1. A control system for an ultrasonic motor comprising:

a driving circuit for generating an on signal to a driver of the ultrasonic motor to start the driving of the ultrasonic motor upon inputting a command signal and for conducting control operation that stops the driving of the ultrasonic motor when the ultrasonic motor reaches a desired position while receiving a position detection signal;

a unit for generating a signal representing that the positioning operation is completed; and

a unit which receives various commands for generating a signal representing that the positioning operation is being conducted from a time point when the driving of the ultrasonic motor starts upon receiving a motor select signal to a time point when the positioning operation is completed.

2. A control system for selectively driving a plurality of ultrasonic motors comprising:

a driving circuit for generating an on signal to drivers of the plurality of ultrasonic motors to start the driving of the ultrasonic motors upon inputting a command signal and for conducting control operation that stops the driving of the ultrasonic motors when the ultrasonic motors reach a desired position while receiving a position detection signal; and

a unit for generating a signal representing that the positioning operation is completed;

wherein the control system is connected to the drivers that drive the plurality of ultrasonic, motor and specifies an ultrasonic motor to be driven upon inputting a select signal.

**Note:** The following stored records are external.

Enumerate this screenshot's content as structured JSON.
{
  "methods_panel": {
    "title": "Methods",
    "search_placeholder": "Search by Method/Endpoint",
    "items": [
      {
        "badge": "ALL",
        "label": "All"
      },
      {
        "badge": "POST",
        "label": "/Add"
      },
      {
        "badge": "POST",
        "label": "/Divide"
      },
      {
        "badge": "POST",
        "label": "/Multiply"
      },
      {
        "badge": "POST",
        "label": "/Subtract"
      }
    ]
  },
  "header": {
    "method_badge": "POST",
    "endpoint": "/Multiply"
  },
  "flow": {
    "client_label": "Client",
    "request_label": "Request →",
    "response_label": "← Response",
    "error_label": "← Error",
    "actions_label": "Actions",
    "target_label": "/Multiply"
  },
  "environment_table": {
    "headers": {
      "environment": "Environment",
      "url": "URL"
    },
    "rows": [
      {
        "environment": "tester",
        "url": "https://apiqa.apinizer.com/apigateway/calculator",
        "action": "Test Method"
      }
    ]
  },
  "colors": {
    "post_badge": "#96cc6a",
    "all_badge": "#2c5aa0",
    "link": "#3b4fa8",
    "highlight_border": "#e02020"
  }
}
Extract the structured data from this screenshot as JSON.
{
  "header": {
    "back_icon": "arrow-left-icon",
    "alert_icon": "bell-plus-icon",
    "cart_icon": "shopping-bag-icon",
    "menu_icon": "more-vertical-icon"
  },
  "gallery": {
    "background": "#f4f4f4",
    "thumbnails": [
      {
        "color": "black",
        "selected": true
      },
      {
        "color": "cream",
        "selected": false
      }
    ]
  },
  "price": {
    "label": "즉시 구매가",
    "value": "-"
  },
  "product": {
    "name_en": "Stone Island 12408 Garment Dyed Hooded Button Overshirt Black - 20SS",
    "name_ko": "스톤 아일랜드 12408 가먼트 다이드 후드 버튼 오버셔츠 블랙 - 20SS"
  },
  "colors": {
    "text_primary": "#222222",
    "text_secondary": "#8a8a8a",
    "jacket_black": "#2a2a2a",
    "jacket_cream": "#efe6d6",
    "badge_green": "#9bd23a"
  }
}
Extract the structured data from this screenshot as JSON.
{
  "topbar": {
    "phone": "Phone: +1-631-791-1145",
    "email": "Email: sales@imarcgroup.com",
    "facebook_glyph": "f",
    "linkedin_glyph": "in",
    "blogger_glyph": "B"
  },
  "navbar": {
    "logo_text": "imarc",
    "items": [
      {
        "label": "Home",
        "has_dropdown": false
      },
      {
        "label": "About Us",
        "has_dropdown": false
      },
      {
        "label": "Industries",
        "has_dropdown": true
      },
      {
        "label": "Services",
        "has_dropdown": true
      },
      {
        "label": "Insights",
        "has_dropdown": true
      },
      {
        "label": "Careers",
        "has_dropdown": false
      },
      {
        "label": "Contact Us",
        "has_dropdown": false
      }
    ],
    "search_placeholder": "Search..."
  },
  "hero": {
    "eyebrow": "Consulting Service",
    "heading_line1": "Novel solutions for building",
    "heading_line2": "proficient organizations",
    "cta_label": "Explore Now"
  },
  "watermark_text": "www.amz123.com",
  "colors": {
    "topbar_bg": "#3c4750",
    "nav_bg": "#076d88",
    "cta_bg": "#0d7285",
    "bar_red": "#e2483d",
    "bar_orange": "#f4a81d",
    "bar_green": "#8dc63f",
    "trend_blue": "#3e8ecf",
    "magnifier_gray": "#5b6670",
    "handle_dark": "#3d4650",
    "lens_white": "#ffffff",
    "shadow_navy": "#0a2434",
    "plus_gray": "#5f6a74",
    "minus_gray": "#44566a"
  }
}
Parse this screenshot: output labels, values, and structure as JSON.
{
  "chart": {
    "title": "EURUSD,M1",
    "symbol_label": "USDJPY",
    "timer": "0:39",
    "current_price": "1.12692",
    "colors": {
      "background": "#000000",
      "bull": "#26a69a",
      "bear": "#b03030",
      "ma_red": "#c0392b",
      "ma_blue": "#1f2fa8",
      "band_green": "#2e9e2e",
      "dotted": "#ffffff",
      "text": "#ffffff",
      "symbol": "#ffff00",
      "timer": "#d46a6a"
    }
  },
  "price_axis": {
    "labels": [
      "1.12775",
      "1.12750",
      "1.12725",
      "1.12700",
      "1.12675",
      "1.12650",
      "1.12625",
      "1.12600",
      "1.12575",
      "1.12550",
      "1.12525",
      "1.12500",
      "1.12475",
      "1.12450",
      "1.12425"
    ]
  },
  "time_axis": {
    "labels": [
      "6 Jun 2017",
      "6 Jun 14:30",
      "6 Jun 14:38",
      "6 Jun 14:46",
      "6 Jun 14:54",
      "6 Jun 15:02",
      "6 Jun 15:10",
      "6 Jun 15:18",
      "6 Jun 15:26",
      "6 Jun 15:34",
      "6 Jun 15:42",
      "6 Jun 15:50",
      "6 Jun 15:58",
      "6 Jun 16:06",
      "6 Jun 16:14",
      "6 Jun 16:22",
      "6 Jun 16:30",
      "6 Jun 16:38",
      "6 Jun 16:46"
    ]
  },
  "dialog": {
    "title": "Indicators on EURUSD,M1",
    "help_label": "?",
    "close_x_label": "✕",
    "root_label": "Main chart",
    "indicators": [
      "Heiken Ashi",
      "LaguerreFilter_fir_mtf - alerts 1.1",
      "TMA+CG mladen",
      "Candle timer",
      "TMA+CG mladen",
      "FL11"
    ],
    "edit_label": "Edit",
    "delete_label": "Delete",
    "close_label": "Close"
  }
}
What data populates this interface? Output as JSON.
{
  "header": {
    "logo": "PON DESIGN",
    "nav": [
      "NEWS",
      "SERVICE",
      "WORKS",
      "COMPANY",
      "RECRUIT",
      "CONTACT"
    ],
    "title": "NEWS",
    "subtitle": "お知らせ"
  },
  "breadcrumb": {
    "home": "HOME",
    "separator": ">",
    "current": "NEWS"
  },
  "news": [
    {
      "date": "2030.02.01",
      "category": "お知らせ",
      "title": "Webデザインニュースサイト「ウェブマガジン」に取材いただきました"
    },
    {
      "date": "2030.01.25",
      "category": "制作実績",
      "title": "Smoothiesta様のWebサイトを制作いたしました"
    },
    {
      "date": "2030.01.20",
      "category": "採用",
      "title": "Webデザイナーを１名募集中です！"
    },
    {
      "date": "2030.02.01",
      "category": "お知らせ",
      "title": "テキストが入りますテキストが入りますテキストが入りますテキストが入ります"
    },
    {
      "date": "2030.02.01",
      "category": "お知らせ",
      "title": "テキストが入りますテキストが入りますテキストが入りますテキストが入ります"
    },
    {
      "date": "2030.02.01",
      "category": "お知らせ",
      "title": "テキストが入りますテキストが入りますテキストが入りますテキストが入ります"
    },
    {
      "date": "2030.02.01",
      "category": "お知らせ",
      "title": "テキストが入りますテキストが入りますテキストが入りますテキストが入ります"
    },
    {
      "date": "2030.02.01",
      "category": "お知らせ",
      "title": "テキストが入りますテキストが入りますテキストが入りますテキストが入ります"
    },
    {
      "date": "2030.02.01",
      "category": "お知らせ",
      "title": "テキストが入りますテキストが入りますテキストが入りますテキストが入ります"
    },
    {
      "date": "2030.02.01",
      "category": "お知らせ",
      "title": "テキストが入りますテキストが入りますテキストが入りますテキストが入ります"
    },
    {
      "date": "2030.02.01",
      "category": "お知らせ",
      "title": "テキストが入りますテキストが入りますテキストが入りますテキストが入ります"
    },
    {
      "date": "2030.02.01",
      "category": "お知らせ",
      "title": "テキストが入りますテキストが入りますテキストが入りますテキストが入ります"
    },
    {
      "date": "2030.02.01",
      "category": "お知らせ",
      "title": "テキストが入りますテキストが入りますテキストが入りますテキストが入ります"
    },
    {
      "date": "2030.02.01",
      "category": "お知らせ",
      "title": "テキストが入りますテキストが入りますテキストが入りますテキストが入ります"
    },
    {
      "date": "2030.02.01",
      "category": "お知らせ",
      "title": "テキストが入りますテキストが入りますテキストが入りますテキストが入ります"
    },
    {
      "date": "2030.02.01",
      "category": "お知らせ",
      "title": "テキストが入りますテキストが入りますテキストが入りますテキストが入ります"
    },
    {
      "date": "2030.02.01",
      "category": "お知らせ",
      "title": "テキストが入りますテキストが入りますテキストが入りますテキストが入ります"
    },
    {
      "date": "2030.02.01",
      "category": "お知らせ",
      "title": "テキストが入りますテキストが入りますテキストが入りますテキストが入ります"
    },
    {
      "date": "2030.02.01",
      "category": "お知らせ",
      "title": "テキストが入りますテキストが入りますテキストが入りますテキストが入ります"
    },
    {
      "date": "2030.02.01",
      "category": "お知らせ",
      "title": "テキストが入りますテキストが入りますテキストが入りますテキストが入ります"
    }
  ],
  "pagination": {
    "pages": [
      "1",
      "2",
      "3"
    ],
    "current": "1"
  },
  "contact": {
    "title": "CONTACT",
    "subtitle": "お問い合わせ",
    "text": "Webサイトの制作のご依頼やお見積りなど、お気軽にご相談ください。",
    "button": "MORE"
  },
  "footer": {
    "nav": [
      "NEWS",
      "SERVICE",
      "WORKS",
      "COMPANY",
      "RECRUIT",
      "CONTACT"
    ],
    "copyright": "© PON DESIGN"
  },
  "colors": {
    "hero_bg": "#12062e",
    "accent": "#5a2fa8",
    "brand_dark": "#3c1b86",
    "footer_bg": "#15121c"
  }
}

3. A control system for an ultrasonic motor comprising:

a unit for conducting a positioning correction operation when a difference between a position of the ultrasonic motor after the motor stops and the desired position exceeds a threshold value, wherein an error signal is generated in the case where the difference is not lower than the threshold value even when a given period of time elapses from an operation start time point.

4. A control system for an ultrasonic motor comprising:

a unit for conducting a positioning correction operation when a difference between a position after the ultrasonic motor stops and the desired position exceeds a threshold value, wherein an error signal is generated in the case where the difference is not lower than the threshold value even when correcting operation is repeated a given number of times.

5. A control system for an ultrasonic motor comprising:

a driving circuit for generating an on signal to a driver of the ultrasonic motor to start the driving of the ultrasonic motor upon inputting a command signal and for conducting control operation that stops the driving of the ultrasonic motor when the ultrasonic motor reaches a desired position while receiving a position detection signal; and

wherein the position detection signal is received even after the positioning operation is completed, and an error signal is generated even when a difference between the position of the ultrasonic motor and the desired position exceeds a threshold value.

6. A control system for an ultrasonic motor as claimed in claim 3; wherein a threshold width on the basis of which the amplitude of a difference between the motor stop position during the positioning operation and the desired position is judged is different from a threshold width on the basis of which the amplitude of a difference between the motor stop position after the positioning operation has been completed and the desired position is judged.

7. A control system for an ultrasonic motor as claimed in claim 3; further comprising judgment/command means for always receiving the error signal and outputting a command that again executes the positioning operation when receiving the error signal.

8. A control system for an ultrasonic motor as claimed in claim 3; further comprising judgment/command means for judging that the system is abnormal and stopping the operation of the system when error signals are outputted a given number of times.

9. A control system for an ultrasonic motor as claimed in claim 3; further comprising judgment/command means for judging that the system is abnormal and generating an alarm when error signals are outputted a given number of times.